Members of the Yaffe group have been developing computational methods to examine RNA-binding proteins as a class of molecules that might broadly be involved in how tumors respond to chemotherapy. Alterations in the function of these proteins, caused by various stimuli including therapeutics, contribute to changes in gene expression, but identifying which proteins are responsible for a given change remains challenging. In a Cell Reports paper, the researchers describe a computer program they developed called Transite, which systematically infers which RNA-binding proteins are influencing gene expression through changes in RNA stability and degradation. The versatile tool allows users to identify key RNA-binding proteins from gene expression datasets, be they publicly available or results from any experiment that measures the expression levels of large numbers of genes simultaneously, such as RNA sequencing.

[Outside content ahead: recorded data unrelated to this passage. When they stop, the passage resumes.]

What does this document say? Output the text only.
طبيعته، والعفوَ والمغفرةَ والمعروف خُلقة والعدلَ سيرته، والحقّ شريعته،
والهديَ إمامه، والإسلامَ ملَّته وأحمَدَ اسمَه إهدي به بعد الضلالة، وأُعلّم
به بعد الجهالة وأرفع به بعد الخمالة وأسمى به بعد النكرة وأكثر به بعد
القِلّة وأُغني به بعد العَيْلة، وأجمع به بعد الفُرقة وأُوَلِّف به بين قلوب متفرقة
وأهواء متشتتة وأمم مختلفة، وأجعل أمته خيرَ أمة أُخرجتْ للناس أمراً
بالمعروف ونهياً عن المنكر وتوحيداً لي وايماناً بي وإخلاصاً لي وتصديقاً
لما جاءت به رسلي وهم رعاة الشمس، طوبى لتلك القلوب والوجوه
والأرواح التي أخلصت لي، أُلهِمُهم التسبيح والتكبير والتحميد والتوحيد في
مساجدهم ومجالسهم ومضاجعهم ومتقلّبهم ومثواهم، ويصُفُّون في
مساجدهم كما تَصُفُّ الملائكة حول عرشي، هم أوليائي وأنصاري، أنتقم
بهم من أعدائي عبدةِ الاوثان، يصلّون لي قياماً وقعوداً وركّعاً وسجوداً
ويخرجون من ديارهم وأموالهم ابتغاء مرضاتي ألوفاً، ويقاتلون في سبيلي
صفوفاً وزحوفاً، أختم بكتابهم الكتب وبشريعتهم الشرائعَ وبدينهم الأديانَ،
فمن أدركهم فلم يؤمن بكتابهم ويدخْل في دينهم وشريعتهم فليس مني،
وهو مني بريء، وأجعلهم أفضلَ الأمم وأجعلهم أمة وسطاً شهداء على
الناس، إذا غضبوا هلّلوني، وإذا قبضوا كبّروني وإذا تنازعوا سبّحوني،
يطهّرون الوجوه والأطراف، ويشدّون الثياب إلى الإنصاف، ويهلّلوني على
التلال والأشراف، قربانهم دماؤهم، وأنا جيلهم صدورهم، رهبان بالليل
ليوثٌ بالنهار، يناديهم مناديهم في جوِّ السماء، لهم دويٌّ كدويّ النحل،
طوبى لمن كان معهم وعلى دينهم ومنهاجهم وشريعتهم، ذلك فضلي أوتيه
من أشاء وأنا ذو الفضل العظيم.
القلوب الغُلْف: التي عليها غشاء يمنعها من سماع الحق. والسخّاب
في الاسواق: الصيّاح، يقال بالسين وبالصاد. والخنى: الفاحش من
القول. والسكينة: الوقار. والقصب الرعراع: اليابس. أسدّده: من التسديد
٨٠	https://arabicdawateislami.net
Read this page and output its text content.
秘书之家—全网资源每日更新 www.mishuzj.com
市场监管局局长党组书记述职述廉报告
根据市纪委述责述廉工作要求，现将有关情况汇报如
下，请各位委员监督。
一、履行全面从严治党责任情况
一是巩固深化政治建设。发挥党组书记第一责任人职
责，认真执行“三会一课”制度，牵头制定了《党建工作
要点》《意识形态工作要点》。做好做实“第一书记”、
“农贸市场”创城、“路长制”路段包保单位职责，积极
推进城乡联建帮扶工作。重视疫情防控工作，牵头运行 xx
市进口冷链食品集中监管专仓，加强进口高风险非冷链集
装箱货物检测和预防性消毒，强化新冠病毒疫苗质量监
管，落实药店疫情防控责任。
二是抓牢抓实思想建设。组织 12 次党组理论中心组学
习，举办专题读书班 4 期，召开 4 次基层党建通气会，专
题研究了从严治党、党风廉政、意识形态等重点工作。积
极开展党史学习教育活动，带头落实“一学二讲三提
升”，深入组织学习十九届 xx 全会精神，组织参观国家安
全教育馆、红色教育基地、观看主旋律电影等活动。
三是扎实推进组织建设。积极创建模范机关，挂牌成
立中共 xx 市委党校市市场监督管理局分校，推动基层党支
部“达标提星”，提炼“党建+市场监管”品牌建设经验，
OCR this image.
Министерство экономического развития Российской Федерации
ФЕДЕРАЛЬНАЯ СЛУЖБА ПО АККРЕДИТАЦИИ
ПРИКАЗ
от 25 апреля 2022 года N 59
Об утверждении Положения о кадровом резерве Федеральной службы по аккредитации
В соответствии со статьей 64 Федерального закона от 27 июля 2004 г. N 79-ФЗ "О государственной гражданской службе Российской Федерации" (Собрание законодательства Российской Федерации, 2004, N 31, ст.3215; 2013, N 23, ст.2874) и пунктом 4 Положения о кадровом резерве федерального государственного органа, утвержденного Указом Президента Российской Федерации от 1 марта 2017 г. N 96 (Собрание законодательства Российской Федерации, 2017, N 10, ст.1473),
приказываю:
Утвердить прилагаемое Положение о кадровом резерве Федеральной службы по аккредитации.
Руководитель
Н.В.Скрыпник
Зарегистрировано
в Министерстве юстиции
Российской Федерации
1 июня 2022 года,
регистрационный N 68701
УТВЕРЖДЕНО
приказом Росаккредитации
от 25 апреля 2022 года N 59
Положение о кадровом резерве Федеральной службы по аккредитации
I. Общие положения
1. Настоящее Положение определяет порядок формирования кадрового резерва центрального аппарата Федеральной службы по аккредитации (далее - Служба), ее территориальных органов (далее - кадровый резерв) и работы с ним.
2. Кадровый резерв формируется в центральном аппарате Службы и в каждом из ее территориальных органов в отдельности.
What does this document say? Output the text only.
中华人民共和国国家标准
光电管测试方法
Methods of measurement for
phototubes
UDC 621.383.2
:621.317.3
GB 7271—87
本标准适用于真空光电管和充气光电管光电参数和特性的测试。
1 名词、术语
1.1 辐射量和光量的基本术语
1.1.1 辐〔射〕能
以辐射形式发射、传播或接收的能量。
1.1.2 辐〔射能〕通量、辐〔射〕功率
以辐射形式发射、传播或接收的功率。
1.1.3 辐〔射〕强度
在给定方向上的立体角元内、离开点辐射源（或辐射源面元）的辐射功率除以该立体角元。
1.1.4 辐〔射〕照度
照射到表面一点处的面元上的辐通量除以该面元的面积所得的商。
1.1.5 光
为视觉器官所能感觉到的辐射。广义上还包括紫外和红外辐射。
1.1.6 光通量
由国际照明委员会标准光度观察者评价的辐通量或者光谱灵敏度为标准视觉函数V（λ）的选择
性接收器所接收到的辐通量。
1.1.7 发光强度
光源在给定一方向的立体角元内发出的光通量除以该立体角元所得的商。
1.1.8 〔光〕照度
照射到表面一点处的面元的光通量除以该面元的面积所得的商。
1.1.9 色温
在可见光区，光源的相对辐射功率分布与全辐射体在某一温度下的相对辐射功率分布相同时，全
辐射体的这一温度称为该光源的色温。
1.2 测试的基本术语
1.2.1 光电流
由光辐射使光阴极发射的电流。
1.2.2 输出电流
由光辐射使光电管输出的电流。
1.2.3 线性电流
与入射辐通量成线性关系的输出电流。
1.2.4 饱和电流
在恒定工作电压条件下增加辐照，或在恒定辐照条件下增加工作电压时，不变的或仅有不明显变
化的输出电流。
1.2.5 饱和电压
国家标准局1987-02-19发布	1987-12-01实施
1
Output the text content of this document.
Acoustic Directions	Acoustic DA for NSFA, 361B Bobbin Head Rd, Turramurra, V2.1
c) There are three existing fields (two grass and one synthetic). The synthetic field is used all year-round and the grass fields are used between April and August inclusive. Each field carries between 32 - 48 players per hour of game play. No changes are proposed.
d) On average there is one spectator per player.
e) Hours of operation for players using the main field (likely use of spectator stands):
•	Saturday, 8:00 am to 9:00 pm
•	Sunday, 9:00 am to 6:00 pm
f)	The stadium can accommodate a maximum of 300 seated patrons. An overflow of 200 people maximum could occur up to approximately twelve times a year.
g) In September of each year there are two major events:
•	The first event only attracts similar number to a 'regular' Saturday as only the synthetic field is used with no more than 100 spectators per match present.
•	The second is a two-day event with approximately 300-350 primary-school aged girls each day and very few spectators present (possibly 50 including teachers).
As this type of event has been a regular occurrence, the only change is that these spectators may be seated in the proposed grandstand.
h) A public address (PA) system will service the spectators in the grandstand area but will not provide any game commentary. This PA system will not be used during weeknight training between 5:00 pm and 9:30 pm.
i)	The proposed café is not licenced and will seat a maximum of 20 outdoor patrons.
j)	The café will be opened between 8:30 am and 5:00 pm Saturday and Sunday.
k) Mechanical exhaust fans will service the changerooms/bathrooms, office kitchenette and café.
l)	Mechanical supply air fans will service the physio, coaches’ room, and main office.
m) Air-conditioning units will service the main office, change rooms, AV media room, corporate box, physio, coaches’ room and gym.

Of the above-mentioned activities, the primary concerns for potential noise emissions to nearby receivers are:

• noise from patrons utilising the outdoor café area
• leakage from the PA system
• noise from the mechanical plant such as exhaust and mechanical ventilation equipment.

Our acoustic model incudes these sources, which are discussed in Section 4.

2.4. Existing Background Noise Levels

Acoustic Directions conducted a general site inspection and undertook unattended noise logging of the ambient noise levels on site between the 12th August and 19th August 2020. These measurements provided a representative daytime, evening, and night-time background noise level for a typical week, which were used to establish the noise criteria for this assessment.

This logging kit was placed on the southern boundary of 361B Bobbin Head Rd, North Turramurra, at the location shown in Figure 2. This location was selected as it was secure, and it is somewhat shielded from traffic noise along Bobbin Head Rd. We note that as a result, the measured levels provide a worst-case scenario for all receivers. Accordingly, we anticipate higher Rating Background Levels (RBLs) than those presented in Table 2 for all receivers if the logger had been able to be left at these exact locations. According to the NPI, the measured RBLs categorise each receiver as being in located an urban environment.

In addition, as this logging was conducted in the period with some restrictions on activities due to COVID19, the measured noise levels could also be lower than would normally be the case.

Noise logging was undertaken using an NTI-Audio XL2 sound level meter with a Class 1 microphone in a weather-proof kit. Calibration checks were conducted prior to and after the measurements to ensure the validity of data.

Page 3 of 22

In a proof of principle study, the Yaffe lab applied Transite to RNA expression data from human patients with non-small-cell lung cancer whose tumors were sampled at diagnosis or after recurrence following chemotherapy. Transite implicated known RNA-binding proteins regulators of the DNA damage response—many chemotherapies work by damaging a cancer cell’s DNA—and also identified the protein hnRNPC as a new modulator of chemotherapy resistance, which the Yaffe group validated experimentally. This work builds on previous studies in the lab that identified a clinically relevant role in lung cancer for another member of the same family of RNA-binding proteins, hnRNPA0.

The Yaffe laboratory has made Transite broadly available to the entire scientific community online at https://transite.mit.edu. To date, it has already been used to perform hundreds of analyses.

This work was supported in part by the MIT Center for Precision Cancer Medicine and the Charles and Marjorie Holloway Foundation.